Илар спросил у отца, не знает ли он, где поблизости растет галгæрдæг (буквально: бычья трава)? Отец знал такое место, и они вдвоем с лопатами ушли за дальний откос и  к вечеру вернулись с тремя корнями «бычьей» травы, вырытыми из под снега. В пышном подбородке бычка Илар проделал шилом, раскаленном и остуженном в перваче араки, три дырки и протянул в них корни «бычьей» травы. К утру подбородок бычка распух в трех местах вокруг дыр – корни «бычьей» травы стянули к себе всю отраву язвы. Илар надрезал опухоли бритвой и выдавил скопившийся гной. Вскоре бычок стал жевать сено, выпил воды из бадейки, а через два дня «забыл» о своей беде…

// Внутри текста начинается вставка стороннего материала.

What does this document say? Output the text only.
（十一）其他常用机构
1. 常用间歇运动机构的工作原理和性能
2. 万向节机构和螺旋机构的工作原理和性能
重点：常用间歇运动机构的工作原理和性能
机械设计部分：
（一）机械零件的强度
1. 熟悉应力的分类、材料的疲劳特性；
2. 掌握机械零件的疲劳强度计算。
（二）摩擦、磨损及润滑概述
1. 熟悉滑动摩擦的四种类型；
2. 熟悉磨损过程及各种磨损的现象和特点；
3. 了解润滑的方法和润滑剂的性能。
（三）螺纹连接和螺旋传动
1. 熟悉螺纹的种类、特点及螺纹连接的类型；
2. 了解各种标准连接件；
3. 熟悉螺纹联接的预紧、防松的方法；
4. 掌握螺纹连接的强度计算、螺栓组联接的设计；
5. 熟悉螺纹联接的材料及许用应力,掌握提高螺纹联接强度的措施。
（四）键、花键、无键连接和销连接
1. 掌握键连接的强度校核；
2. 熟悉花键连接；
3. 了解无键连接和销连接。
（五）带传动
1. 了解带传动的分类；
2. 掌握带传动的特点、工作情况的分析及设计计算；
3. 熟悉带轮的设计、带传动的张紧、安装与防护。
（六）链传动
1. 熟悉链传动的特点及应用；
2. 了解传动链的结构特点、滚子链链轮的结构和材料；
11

Илар знал множество народных песен и тонко чувствовал как скорбь мужских рыданий в героических песнях, так и ироническую смешинку в бытовых юмористических песенках. Пел на кувдах и свадьбах с каким-то юношеским блаженством особенно со своими ровесниками. Для меня это было знакомо с детских ласковых дней, и все будто бы было понятно, но уже в «трудном возрасте» возник один вопрос: откуда в его репертуаре песня о дигорской знати, о  Бадилатæ, – песня прощания с родиной, которое имело место в 1865 году?..

Илар поведал мне рассказ своего деда, который, узнав, о том, что многие осетины Севера переселяются в Турцию к единоверным мусульманам, решил со многими своими друзьями встретить их на окраине местечка Он (Оны Калак). Сказано,  сделано. Переселенцы ехали на простых арбах. Их с трудом тащили быки. Уставшие за неделю тягостной езды люди с радостью остановились на околице местечка Он и отдыхали целую неделю – чинили свои арбы, пасли быков, вели большей частью грустные разговоры о своей национальной беде. И тогда-то и сложили песню прощания с родиной. Илар, порой, чуть не со слезами в горле пел жалобные слова переселенцев: «Ой, цыма кæнæм, хорз дуне, ой, нæ фыды зæххыл нын цæрæн куы нæуал ис!?».

И эта песня с далекого 1865 года живет и печалит людские сердца в Кударгоме, хотя мало кто знает там и о переселении в Турцию, и о Дигорских Бадилатах… Дошла и до меня в отроческие годы эта невыразимая грусть, и я несказанно рад, что моих далеких предков какая-то особая мудрость надоумила вместе с переселенцами сложить эту чудную песню и оставить ее нам в наследство.